7. Scatter leaves over a serving platter. Top with hot carrots, drizzle with dressing and finish with little chunks of the cheese.
The carrots will sit happily in the dressing for a few hours. But best to add the leaves at the last minute so it doesn’t wilt.
Will keep for a week or so in the fridge.
vegan – replace the cheese with a generous handful or two of roasted almonds or sunflower seeds.
dairy-free – see the vegan option. Or try a couple of chopped boiled eggs instead of the cheese.
side salad – either decrease the cheese or skip it all together and serve as a side salad to BBQ steak or chicken.
more substantial – I’m keen to try this as a carrot & lentil salad. Just toss a drained can of lentils in the dressing. Or use home cooked lentils that have been boiled in water until tender (15-20mins) and drained.
carnivore – replace the cheese with shredded cooked BBQ chicken.
soy-free – just skip the soy sauce in the dressing and be more generous with the salt & pepper.
budget – replace the goats cheese with ricotta or another less expensive cheese. And use 5-6 regular carrots quartered lengthwise instead of the baby carrots.
paleo (gluten, grain + dairy-free) – replace cheese with roasted almonds.
Waste Avoidance Strategy
baby carrots – keep wrapped in a plastic bag in the fridge.

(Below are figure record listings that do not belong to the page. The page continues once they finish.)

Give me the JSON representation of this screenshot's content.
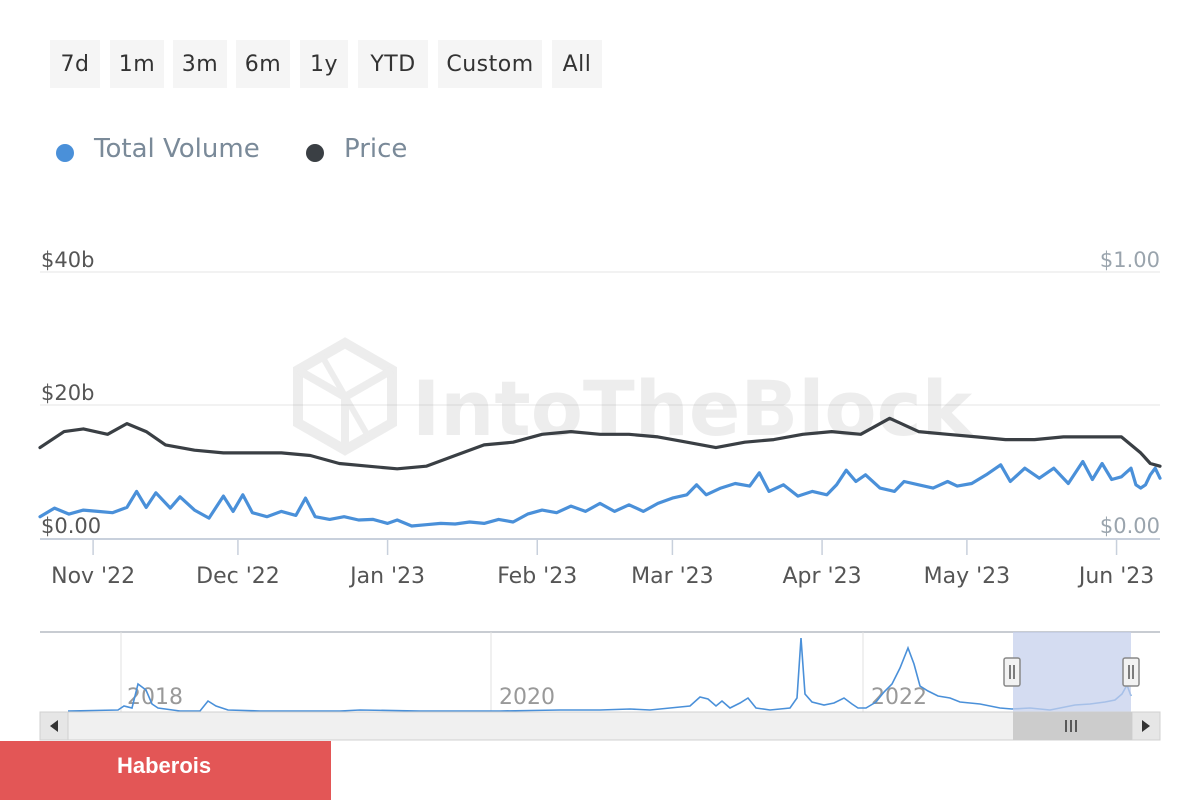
{
  "range_buttons": [
    "7d",
    "1m",
    "3m",
    "6m",
    "1y",
    "YTD",
    "Custom",
    "All"
  ],
  "legend": [
    {
      "label": "Total Volume",
      "color": "#4a90d9"
    },
    {
      "label": "Price",
      "color": "#3a3f44"
    }
  ],
  "watermark": "IntoTheBlock",
  "brand": {
    "label": "Haberois",
    "color": "#e35656"
  },
  "chart_data": {
    "type": "line",
    "x_start": "2022-10-21",
    "x_end": "2023-06-10",
    "x_ticks": [
      {
        "label": "Nov '22",
        "date": "2022-11-01"
      },
      {
        "label": "Dec '22",
        "date": "2022-12-01"
      },
      {
        "label": "Jan '23",
        "date": "2023-01-01"
      },
      {
        "label": "Feb '23",
        "date": "2023-02-01"
      },
      {
        "label": "Mar '23",
        "date": "2023-03-01"
      },
      {
        "label": "Apr '23",
        "date": "2023-04-01"
      },
      {
        "label": "May '23",
        "date": "2023-05-01"
      },
      {
        "label": "Jun '23",
        "date": "2023-06-01"
      }
    ],
    "y_left": {
      "min": 0,
      "max": 40,
      "ticks": [
        {
          "value": 0,
          "label": "$0.00"
        },
        {
          "value": 20,
          "label": "$20b"
        },
        {
          "value": 40,
          "label": "$40b"
        }
      ]
    },
    "y_right": {
      "min": 0,
      "max": 1,
      "ticks": [
        {
          "value": 0,
          "label": "$0.00"
        },
        {
          "value": 1,
          "label": "$1.00"
        }
      ]
    },
    "grid": true,
    "legend_position": "top-left",
    "series": [
      {
        "name": "Total Volume",
        "axis": "left",
        "color": "#4a90d9",
        "points": [
          [
            "2022-10-21",
            3.2
          ],
          [
            "2022-10-24",
            4.5
          ],
          [
            "2022-10-27",
            3.6
          ],
          [
            "2022-10-30",
            4.2
          ],
          [
            "2022-11-02",
            4.0
          ],
          [
            "2022-11-05",
            3.8
          ],
          [
            "2022-11-08",
            4.6
          ],
          [
            "2022-11-10",
            7.0
          ],
          [
            "2022-11-12",
            4.6
          ],
          [
            "2022-11-14",
            6.8
          ],
          [
            "2022-11-17",
            4.5
          ],
          [
            "2022-11-19",
            6.2
          ],
          [
            "2022-11-22",
            4.2
          ],
          [
            "2022-11-25",
            3.0
          ],
          [
            "2022-11-28",
            6.3
          ],
          [
            "2022-11-30",
            4.0
          ],
          [
            "2022-12-02",
            6.5
          ],
          [
            "2022-12-04",
            3.8
          ],
          [
            "2022-12-07",
            3.2
          ],
          [
            "2022-12-10",
            4.0
          ],
          [
            "2022-12-13",
            3.4
          ],
          [
            "2022-12-15",
            6.0
          ],
          [
            "2022-12-17",
            3.2
          ],
          [
            "2022-12-20",
            2.8
          ],
          [
            "2022-12-23",
            3.2
          ],
          [
            "2022-12-26",
            2.7
          ],
          [
            "2022-12-29",
            2.8
          ],
          [
            "2023-01-01",
            2.2
          ],
          [
            "2023-01-03",
            2.7
          ],
          [
            "2023-01-06",
            1.8
          ],
          [
            "2023-01-09",
            2.0
          ],
          [
            "2023-01-12",
            2.2
          ],
          [
            "2023-01-15",
            2.1
          ],
          [
            "2023-01-18",
            2.4
          ],
          [
            "2023-01-21",
            2.2
          ],
          [
            "2023-01-24",
            2.8
          ],
          [
            "2023-01-27",
            2.4
          ],
          [
            "2023-01-30",
            3.6
          ],
          [
            "2023-02-02",
            4.2
          ],
          [
            "2023-02-05",
            3.8
          ],
          [
            "2023-02-08",
            4.8
          ],
          [
            "2023-02-11",
            4.0
          ],
          [
            "2023-02-14",
            5.2
          ],
          [
            "2023-02-17",
            4.0
          ],
          [
            "2023-02-20",
            5.0
          ],
          [
            "2023-02-23",
            4.0
          ],
          [
            "2023-02-26",
            5.2
          ],
          [
            "2023-03-01",
            6.0
          ],
          [
            "2023-03-04",
            6.5
          ],
          [
            "2023-03-06",
            8.0
          ],
          [
            "2023-03-08",
            6.5
          ],
          [
            "2023-03-11",
            7.5
          ],
          [
            "2023-03-14",
            8.2
          ],
          [
            "2023-03-17",
            7.8
          ],
          [
            "2023-03-19",
            9.8
          ],
          [
            "2023-03-21",
            7.0
          ],
          [
            "2023-03-24",
            8.0
          ],
          [
            "2023-03-27",
            6.3
          ],
          [
            "2023-03-30",
            7.0
          ],
          [
            "2023-04-02",
            6.5
          ],
          [
            "2023-04-04",
            8.0
          ],
          [
            "2023-04-06",
            10.2
          ],
          [
            "2023-04-08",
            8.5
          ],
          [
            "2023-04-10",
            9.5
          ],
          [
            "2023-04-13",
            7.5
          ],
          [
            "2023-04-16",
            7.0
          ],
          [
            "2023-04-18",
            8.5
          ],
          [
            "2023-04-21",
            8.0
          ],
          [
            "2023-04-24",
            7.5
          ],
          [
            "2023-04-27",
            8.5
          ],
          [
            "2023-04-29",
            7.8
          ],
          [
            "2023-05-02",
            8.2
          ],
          [
            "2023-05-05",
            9.5
          ],
          [
            "2023-05-08",
            11.0
          ],
          [
            "2023-05-10",
            8.5
          ],
          [
            "2023-05-13",
            10.5
          ],
          [
            "2023-05-16",
            9.0
          ],
          [
            "2023-05-19",
            10.5
          ],
          [
            "2023-05-22",
            8.2
          ],
          [
            "2023-05-25",
            11.5
          ],
          [
            "2023-05-27",
            8.8
          ],
          [
            "2023-05-29",
            11.2
          ],
          [
            "2023-05-31",
            8.8
          ],
          [
            "2023-06-02",
            9.2
          ],
          [
            "2023-06-04",
            10.5
          ],
          [
            "2023-06-05",
            8.0
          ],
          [
            "2023-06-06",
            7.5
          ],
          [
            "2023-06-07",
            8.0
          ],
          [
            "2023-06-08",
            9.5
          ],
          [
            "2023-06-09",
            10.5
          ],
          [
            "2023-06-10",
            9.0
          ]
        ]
      },
      {
        "name": "Price",
        "axis": "right",
        "color": "#3a3f44",
        "points": [
          [
            "2022-10-21",
            0.34
          ],
          [
            "2022-10-26",
            0.4
          ],
          [
            "2022-10-30",
            0.41
          ],
          [
            "2022-11-04",
            0.39
          ],
          [
            "2022-11-08",
            0.43
          ],
          [
            "2022-11-12",
            0.4
          ],
          [
            "2022-11-16",
            0.35
          ],
          [
            "2022-11-22",
            0.33
          ],
          [
            "2022-11-28",
            0.32
          ],
          [
            "2022-12-04",
            0.32
          ],
          [
            "2022-12-10",
            0.32
          ],
          [
            "2022-12-16",
            0.31
          ],
          [
            "2022-12-22",
            0.28
          ],
          [
            "2022-12-28",
            0.27
          ],
          [
            "2023-01-03",
            0.26
          ],
          [
            "2023-01-09",
            0.27
          ],
          [
            "2023-01-15",
            0.31
          ],
          [
            "2023-01-21",
            0.35
          ],
          [
            "2023-01-27",
            0.36
          ],
          [
            "2023-02-02",
            0.39
          ],
          [
            "2023-02-08",
            0.4
          ],
          [
            "2023-02-14",
            0.39
          ],
          [
            "2023-02-20",
            0.39
          ],
          [
            "2023-02-26",
            0.38
          ],
          [
            "2023-03-04",
            0.36
          ],
          [
            "2023-03-10",
            0.34
          ],
          [
            "2023-03-16",
            0.36
          ],
          [
            "2023-03-22",
            0.37
          ],
          [
            "2023-03-28",
            0.39
          ],
          [
            "2023-04-03",
            0.4
          ],
          [
            "2023-04-09",
            0.39
          ],
          [
            "2023-04-15",
            0.45
          ],
          [
            "2023-04-21",
            0.4
          ],
          [
            "2023-04-27",
            0.39
          ],
          [
            "2023-05-03",
            0.38
          ],
          [
            "2023-05-09",
            0.37
          ],
          [
            "2023-05-15",
            0.37
          ],
          [
            "2023-05-21",
            0.38
          ],
          [
            "2023-05-27",
            0.38
          ],
          [
            "2023-06-02",
            0.38
          ],
          [
            "2023-06-06",
            0.32
          ],
          [
            "2023-06-08",
            0.28
          ],
          [
            "2023-06-10",
            0.27
          ]
        ]
      }
    ],
    "navigator": {
      "x_labels": [
        {
          "label": "2018"
        },
        {
          "label": "2020"
        },
        {
          "label": "2022"
        }
      ],
      "selected_range": [
        "2022-10-21",
        "2023-06-10"
      ]
    }
  }
}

Will last for weeks.
balsamic vinegar / soy sauce – keep them in the pantry.
salad leaves – are highly perishable. My first path would be to use them for another meal (salad for breakfast!) but if that isn’t possible you can pop them in the freezer. They will wilt down but can then be used anywhere you’d use wilted greens. At least this way they wont go slimey.
goats cheese – in the fridge in the packaging it was purchased in. Unopened will last for weeks.
Problem Solving Guide
too burnt – try to char the carrots well on the first side and leave the other sides more lightly cooked so it doesn’t overpower,
carrots crunchy – if the carrots are too large, they wont cook through in the time it takes to char them.
bland – season more generously with salt & pepper. And next time try a different carrot supplier.
too sweet – with the sweetness from the carrots and balsamic, it can head in the ‘too sweet’ direction. Just up the salt or toss a little more soy sauce in the dressing.
Lovely as a side salad with BBQ chicken or other meat. Also great with bangers and mash. Or increase the goats cheese and serve on its own as a light lunch.